Lucero - All A Man Should Do

Ato Records

Met ‘All A Man Should Do’, de opvolger van ‘Women and Work’ uit 2012, bevestigt de groep rond frontman Ben Nichols dat de genadeloze complexiteit van relaties een van haar meest geliefde en uitgesproken kernthema’s vormt. 

All A Man Should Do



Veel van wat op het nieuwe album van Lucero te horen is heeft te maken met het verouderingsproces, met de zoektocht als artiest en het verantwoorden van keuzes. Muzikaal gezien vertaalt zich dat in een classic Memphis-album dat de voorlopige eindhalte is van een maar liefst vijfentwintig jaar durend proces. Centraal op het nieuwe album staat de erg rauwe, lichtdronken rasp van Nichols, die begeleid wordt door rootsy altcountryrock met jazzy tinten (mede dankzij de inbreng van saxofonist Jim Spake).

Maar laat ons beginnen met de erg fraaie hoes die ‘All A Man Should Do’ siert: een portret van woonblokken en telefoonkabels in het prille ochtendlicht. Een blik vanuit een of andere in files verdronken highway op het maar alle te drukke, stedelijke leven in Memphis, Tennessee.

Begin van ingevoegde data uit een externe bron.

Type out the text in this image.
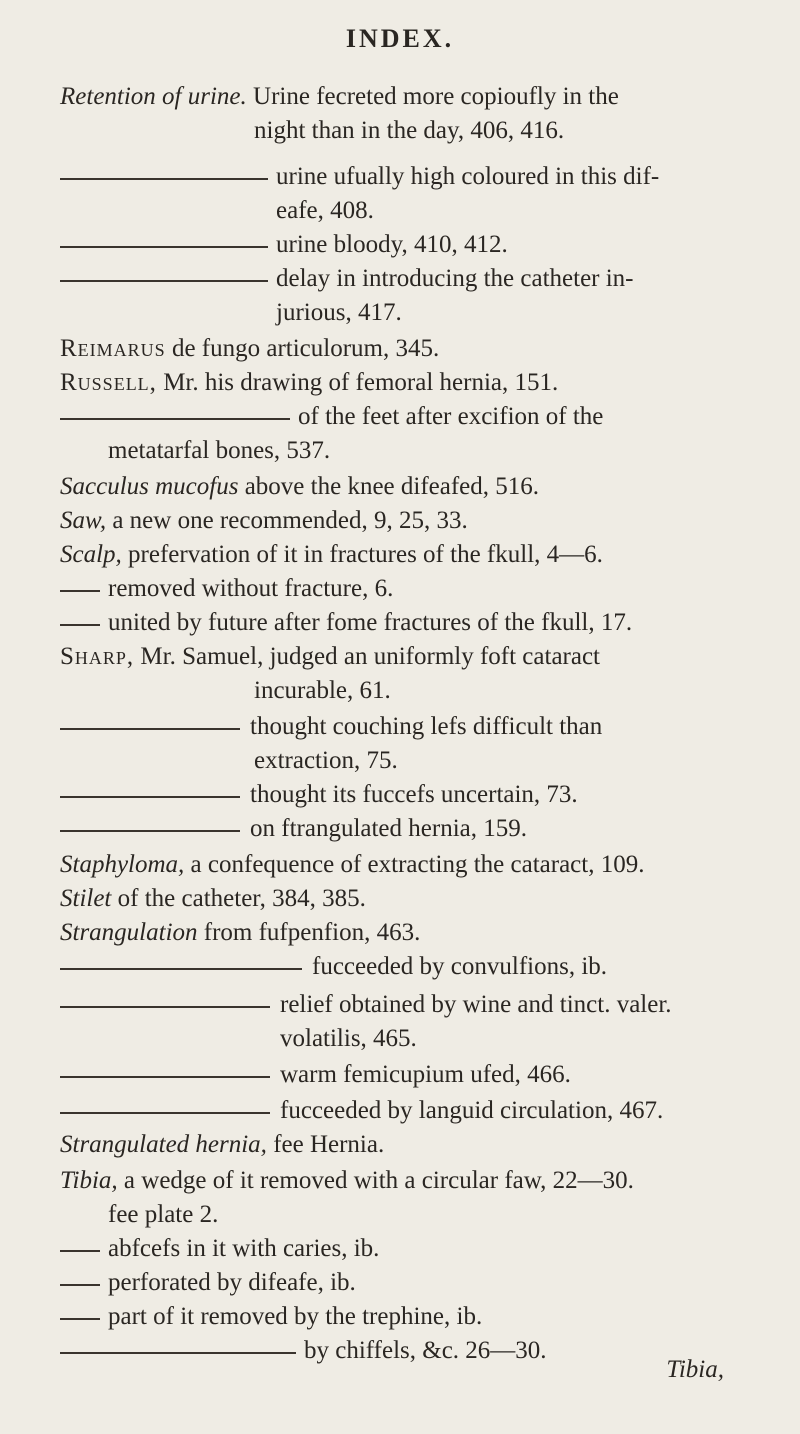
INDEX.
Retention of urine. Urine fecreted more copioufly in the
night than in the day, 406, 416.
urine ufually high coloured in this dif-
eafe, 408.
urine bloody, 410, 412.
delay in introducing the catheter in-
jurious, 417.
Reimarus de fungo articulorum, 345.
Russell, Mr. his drawing of femoral hernia, 151.
of the feet after excifion of the
metatarfal bones, 537.
Sacculus mucofus above the knee difeafed, 516.
Saw, a new one recommended, 9, 25, 33.
Scalp, prefervation of it in fractures of the fkull, 4—6.
removed without fracture, 6.
united by future after fome fractures of the fkull, 17.
Sharp, Mr. Samuel, judged an uniformly foft cataract
incurable, 61.
thought couching lefs difficult than
extraction, 75.
thought its fuccefs uncertain, 73.
on ftrangulated hernia, 159.
Staphyloma, a confequence of extracting the cataract, 109.
Stilet of the catheter, 384, 385.
Strangulation from fufpenfion, 463.
fucceeded by convulfions, ib.
relief obtained by wine and tinct. valer.
volatilis, 465.
warm femicupium ufed, 466.
fucceeded by languid circulation, 467.
Strangulated hernia, fee Hernia.
Tibia, a wedge of it removed with a circular faw, 22—30.
fee plate 2.
abfcefs in it with caries, ib.
perforated by difeafe, ib.
part of it removed by the trephine, ib.
by chiffels, &c. 26—30.
Tibia,
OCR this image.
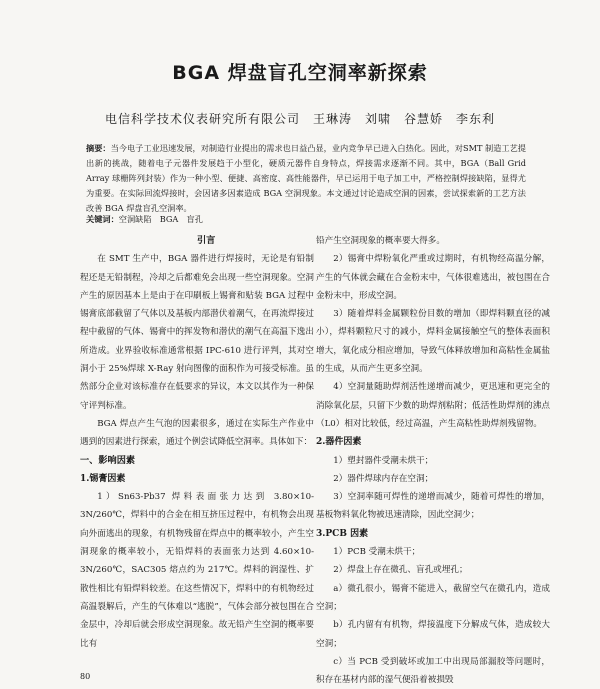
BGA 焊盘盲孔空洞率新探索
电信科学技术仪表研究所有限公司　王琳涛　刘啸　谷慧娇　李东利
摘要：当今电子工业迅速发展，对制造行业提出的需求也日益凸显，业内竞争早已进入白热化。因此，对SMT 制造工艺提出新的挑战，随着电子元器件发展趋于小型化，硬质元器件自身特点，焊接需求逐渐不同。其中，BGA（Ball Grid Array 球栅阵列封装）作为一种小型、便捷、高密度、高性能器件，早已运用于电子加工中，严格控制焊接缺陷，显得尤为重要。在实际回流焊接时，会因诸多因素造成 BGA 空洞现象。本文通过讨论造成空洞的因素，尝试探索新的工艺方法改善 BGA 焊盘盲孔空洞率。
关键词：空洞缺陷　BGA　盲孔

引言

在 SMT 生产中，BGA 器件进行焊接时，无论是有铅制程还是无铅制程，冷却之后都难免会出现一些空洞现象。空洞产生的原因基本上是由于在印刷板上锡膏和贴装 BGA 过程中锡膏底部截留了气体以及基板内部潜伏着潮气，在再流焊接过程中截留的气体、锡膏中的挥发物和潜伏的潮气在高温下逸出所造成。业界验收标准通常根据 IPC-610 进行评判，其对空洞小于 25%焊球 X-Ray 射向图像的面积作为可接受标准。虽然部分企业对该标准存在低要求的异议，本文以其作为一种保守评判标准。

BGA 焊点产生气泡的因素很多，通过在实际生产作业中遇到的因素进行探索，通过个例尝试降低空洞率。具体如下：

一、影响因素

1.锡膏因素

1）Sn63-Pb37 焊料表面张力达到 3.80×10-3N/260℃，焊料中的合金在相互挤压过程中，有机物会出现向外面逃出的现象，有机物残留在焊点中的概率较小，产生空洞现象的概率较小，无铅焊料的表面张力达到 4.60×10-3N/260℃，SAC305 熔点约为 217℃。焊料的润湿性、扩散性相比有铅焊料较差。在这些情况下，焊料中的有机物经过高温裂解后，产生的气体难以“逃脱”，气体会部分被包围在合金层中，冷却后就会形成空洞现象。故无铅产生空洞的概率要比有

铅产生空洞现象的概率要大得多。

2）锡膏中焊粉氧化严重或过期时，有机物经高温分解，产生的气体就会藏在合金粉末中，气体很难逃出，被包围在合金粉末中，形成空洞。

3）随着焊料金属颗粒份目数的增加（即焊料颗直径的减小），焊料颗粒尺寸的减小，焊料金属接触空气的整体表面积增大，氧化成分相应增加，导致气体释放增加和高粘性金属盐的生成，从而产生更多空洞。

4）空洞量随助焊剂活性递增而减少，更迅速和更完全的消除氧化层，只留下少数的助焊剂粘附；低活性助焊剂的沸点（L0）相对比较低，经过高温，产生高粘性助焊剂残留物。

2.器件因素

1）塑封器件受潮未烘干；

2）器件焊球内存在空洞；

3）空洞率随可焊性的递增而减少，随着可焊性的增加，基板物料氧化物被迅速清除，因此空洞少；

3.PCB 因素

1）PCB 受潮未烘干；

2）焊盘上存在微孔、盲孔或埋孔；

a）微孔很小，锡膏不能进入，截留空气在微孔内，造成空洞；

b）孔内留有有机物，焊接温度下分解成气体，造成较大空洞；

c）当 PCB 受到破坏或加工中出现局部漏胶等问题时，积存在基材内部的湿气便沿着被损毁

80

Lucero werkte voor dit album samen met producer Ted Hutt (Old Crow Medicine Show, Flogging Molly,..) in de stilaan erg vertrouwde Memphis Ardent Studios waar onder meer alle Big Star-albums opgenomen werden en een plejade aan artiesten (Led Zeppelin, REM, Dylan, The White Stripes, Cat Power,..) kind aan huis zijn. Niet echt toevallig dus dat de band op ‘All A Man Should Do’ een nummer van Big Star onder handen neemt. I Fell In Love With A Girl bevat backingvocals van ex-Big Star-drummer Jody Stephens. En ook de albumtitel is een subtiele verwijzing naar die band.

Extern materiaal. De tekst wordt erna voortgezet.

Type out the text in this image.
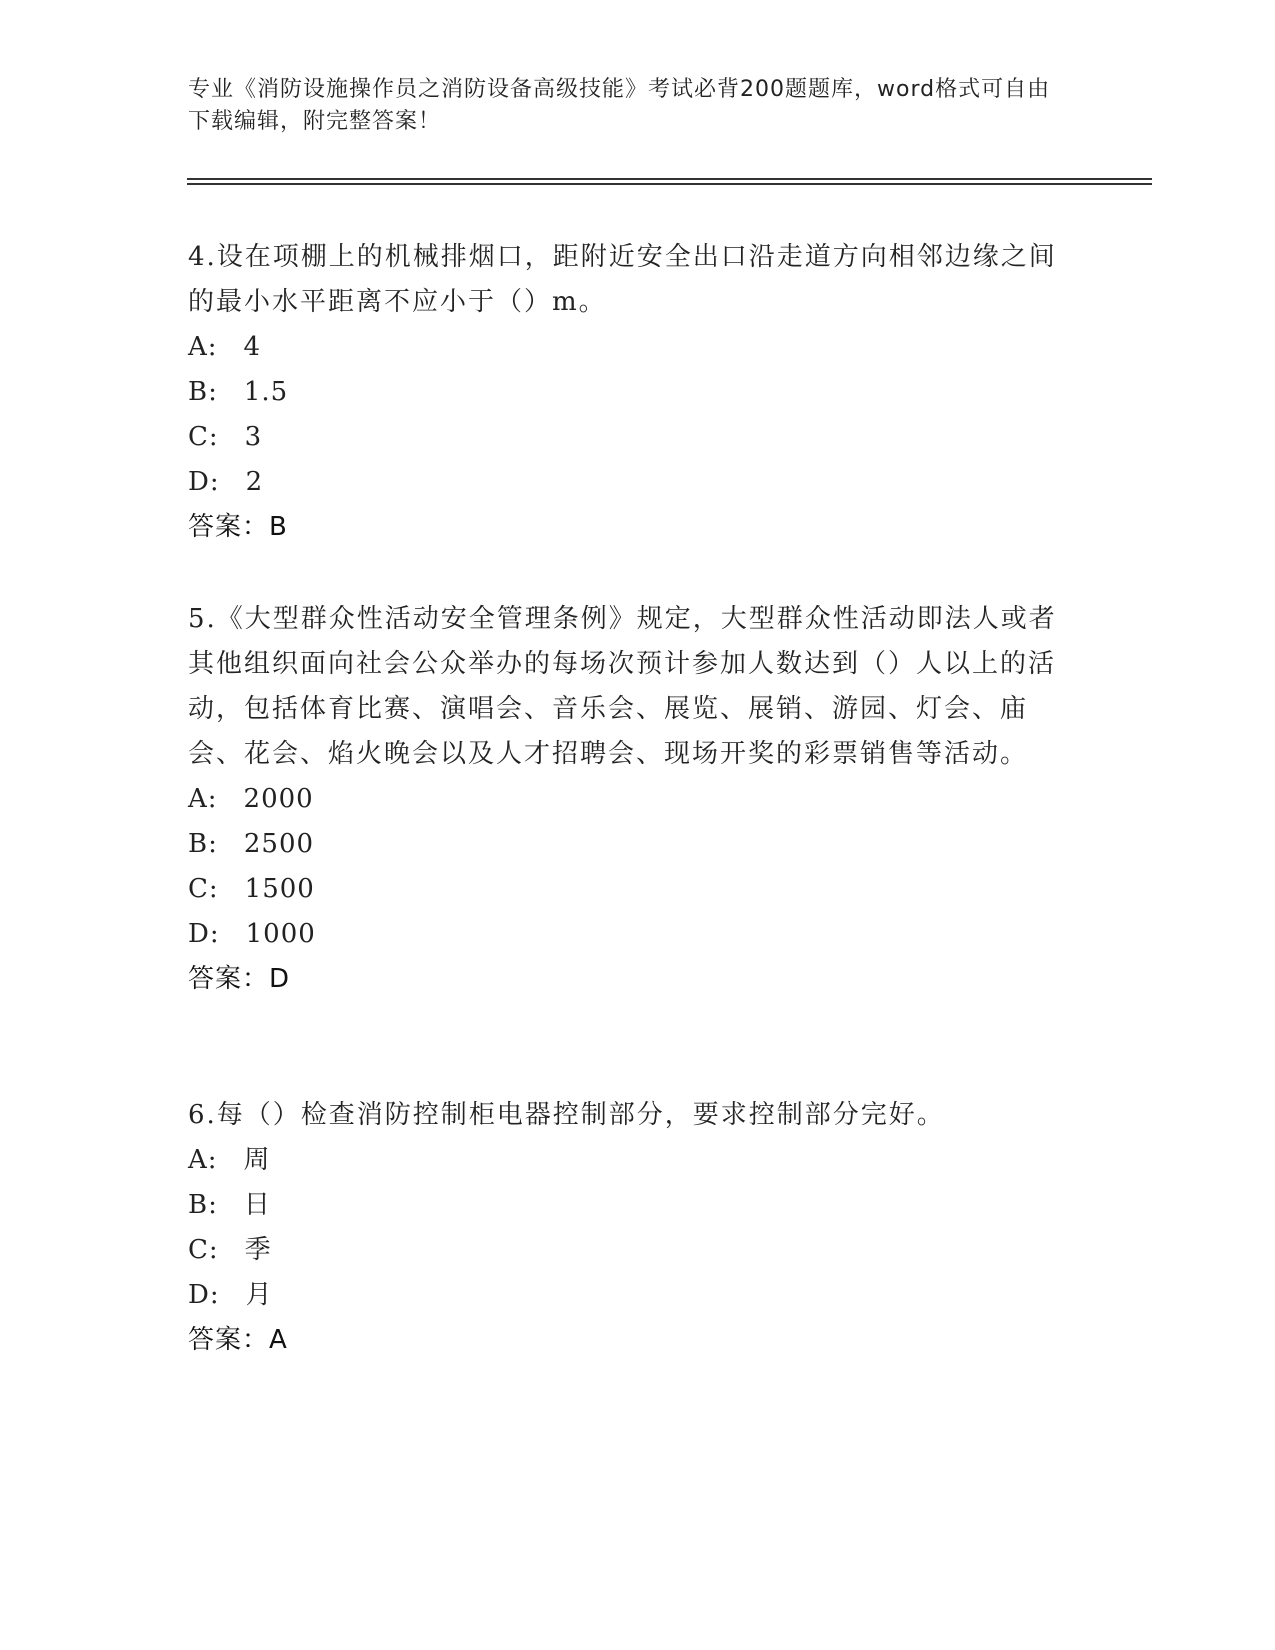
专业《消防设施操作员之消防设备高级技能》考试必背200题题库，word格式可自由下载编辑，附完整答案！

4.设在项棚上的机械排烟口，距附近安全出口沿走道方向相邻边缘之间的最小水平距离不应小于（）m。

A: 4
B: 1.5
C: 3
D: 2
答案：B

5.《大型群众性活动安全管理条例》规定，大型群众性活动即法人或者其他组织面向社会公众举办的每场次预计参加人数达到（）人以上的活动，包括体育比赛、演唱会、音乐会、展览、展销、游园、灯会、庙会、花会、焰火晚会以及人才招聘会、现场开奖的彩票销售等活动。

A: 2000
B: 2500
C: 1500
D: 1000
答案：D

6.每（）检查消防控制柜电器控制部分，要求控制部分完好。

A: 周
B: 日
C: 季
D: 月
答案：A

Het is het achtste album voor Lucero inmiddels. De jaren van zingen over heartbreaks en highways hebben stilaan hun tol geëist en zodoende komt de band op dit album iets bedachtzamer voor de dag. Dat uit zich ook zeer duidelijk in de muziek, die iets minder de rauwe, rock-’n-rollerige Memphiskant opzoekt, maar de introspectieve kanten van het bestaan onderzoekt. Ten opzichte van eerdere albums van de band ligt het tempo gevoelig trager en ligt de focus op het gevoel.

Opener Baby Don’t You Want Me rolt meteen goed binnen. Een song die het vast goed doet onderweg op de radio. We horen degelijke, goed uitgevoerde countryrock die duidelijk de connectie met Big Star in de verf zet. Meteen ook duidelijk: het groen achter de oren van de band is vervaagd.

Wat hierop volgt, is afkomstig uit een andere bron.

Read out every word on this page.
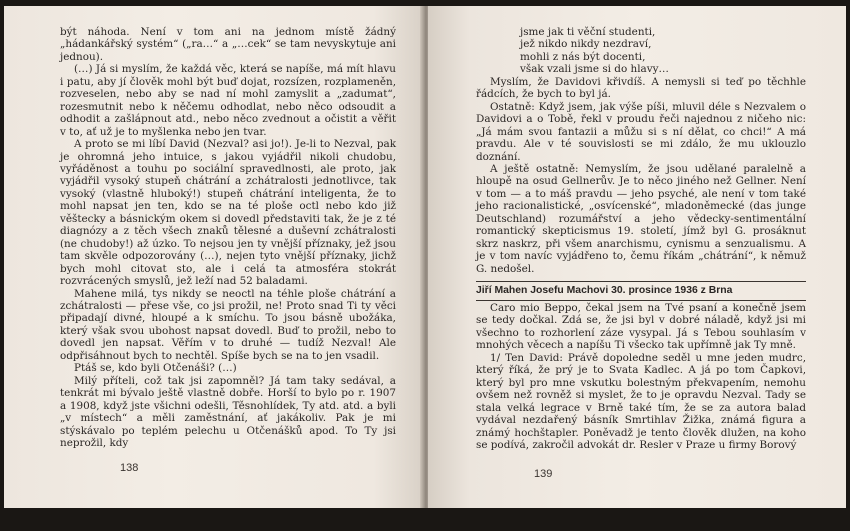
být náhoda. Není v tom ani na jednom místě žádný „hádankářský systém“ („ra…“ a „…cek“ se tam nevyskytuje ani jednou).

(…) Já si myslím, že každá věc, která se napíše, má mít hlavu i patu, aby jí člověk mohl být buď dojat, rozsízen, rozplameněn, rozveselen, nebo aby se nad ní mohl zamyslit a „zadumat“, rozesmutnit nebo k něčemu odhodlat, nebo něco odsoudit a odhodit a zašlápnout atd., nebo něco zvednout a očistit a věřit v to, ať už je to myšlenka nebo jen tvar.

A proto se mi líbí David (Nezval? asi jo!). Je-li to Nezval, pak je ohromná jeho intuice, s jakou vyjádřil nikoli chudobu, vyřáděnost a touhu po sociální spravedlnosti, ale proto, jak vyjádřil vysoký stupeň chátrání a zchátralosti jednotlivce, tak vysoký (vlastně hluboký!) stupeň chátrání inteligenta, že to mohl napsat jen ten, kdo se na té ploše octl nebo kdo již věštecky a básnickým okem si dovedl představiti tak, že je z té diagnózy a z těch všech znaků tělesné a duševní zchátralosti (ne chudoby!) až úzko. To nejsou jen ty vnější příznaky, jež jsou tam skvěle odpozorovány (…), nejen tyto vnější příznaky, jichž bych mohl citovat sto, ale i celá ta atmosféra stokrát rozvrácených smyslů, jež leží nad 52 baladami.

Mahene milá, tys nikdy se neoctl na téhle ploše chátrání a zchátralosti — přese vše, co jsi prožil, ne! Proto snad Ti ty věci připadají divné, hloupé a k smíchu. To jsou básně ubožáka, který však svou ubohost napsat dovedl. Buď to prožil, nebo to dovedl jen napsat. Věřím v to druhé — tudíž Nezval! Ale odpřisáhnout bych to nechtěl. Spíše bych se na to jen vsadil.

Ptáš se, kdo byli Otčenáši? (…)

Milý příteli, což tak jsi zapomněl? Já tam taky sedával, a tenkrát mi bývalo ještě vlastně dobře. Horší to bylo po r. 1907 a 1908, když jste všichni odešli, Těsnohlídek, Ty atd. atd. a byli „v místech“ a měli zaměstnání, ať jakákoliv. Pak je mi stýskávalo po teplém pelechu u Otčenášků apod. To Ty jsi neprožil, kdy

138
jsme jak ti věční studenti,
jež nikdo nikdy nezdraví,
mohli z nás být docenti,
však vzali jsme si do hlavy…

Myslím, že Davidovi křivdíš. A nemysli si teď po těchhle řádcích, že bych to byl já.

Ostatně: Když jsem, jak výše píši, mluvil déle s Nezvalem o Davidovi a o Tobě, řekl v proudu řeči najednou z ničeho nic: „Já mám svou fantazii a můžu si s ní dělat, co chci!“ A má pravdu. Ale v té souvislosti se mi zdálo, že mu uklouzlo doznání.

A ještě ostatně: Nemyslím, že jsou udělané paralelně a hloupě na osud Gellnerův. Je to něco jiného než Gellner. Není v tom — a to máš pravdu — jeho psyché, ale není v tom také jeho racionalistické, „osvícenské“, mladoněmecké (das junge Deutschland) rozumářství a jeho vědecky-sentimentální romantický skepticismus 19. století, jímž byl G. prosáknut skrz naskrz, při všem anarchismu, cynismu a senzualismu. A je v tom navíc vyjádřeno to, čemu říkám „chátrání“, k němuž G. nedošel.

Jiří Mahen Josefu Machovi 30. prosince 1936 z Brna

Caro mio Beppo, čekal jsem na Tvé psaní a konečně jsem se tedy dočkal. Zdá se, že jsi byl v dobré náladě, když jsi mi všechno to rozhorlení záze vysypal. Já s Tebou souhlasím v mnohých věcech a napíšu Ti všecko tak upřímně jak Ty mně.

1/ Ten David: Právě dopoledne seděl u mne jeden mudrc, který říká, že prý je to Svata Kadlec. A já po tom Čapkovi, který byl pro mne vskutku bolestným překvapením, nemohu ovšem než rovněž si myslet, že to je opravdu Nezval. Tady se stala velká legrace v Brně také tím, že se za autora balad vydával nezdařený básník Smrtihlav Žižka, známá figura a známý hochštapler. Poněvadž je tento člověk dlužen, na koho se podívá, zakročil advokát dr. Resler v Praze u firmy Borový

139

Went Looking For Warren Zevon’s Los Angeles is naast een fantastische songtitel ook een knappe song. De wat zeurderige, nasale stem van Nichols past perfect bij de nachtelijke sferen, die de song evoceert. "Goin’ back to Memphis with a picture and a song", zingt Nichols met onderhuids een jachtig verlangen naar Zevons L.A.

Nichols & co kijken terug met het trage, net iets te zeurderige The Man I Was. Iets verderop horen we hen richting Rolling Stones lonken (het met fijne backings en solide saxofoonwerk opgedirkte Can’t You Hear Them Howl). Na het feest is het alweer tijd om op te staan, het stof te vegen en weer de baan op te gaan. I Woke Up In New Orleans maakt zijn titel overigens meer dan waar; het is zacht ontwaken door de combinatie van akoestische gitaren, sluimerend orgelwerk en net iets te juist aanvoelende pianonoten. En dan is er die door drank en slaaptekort aangetaste stem ("It’s too late to change the path i chose"), die vaag aan die van Steve Earle doet denken.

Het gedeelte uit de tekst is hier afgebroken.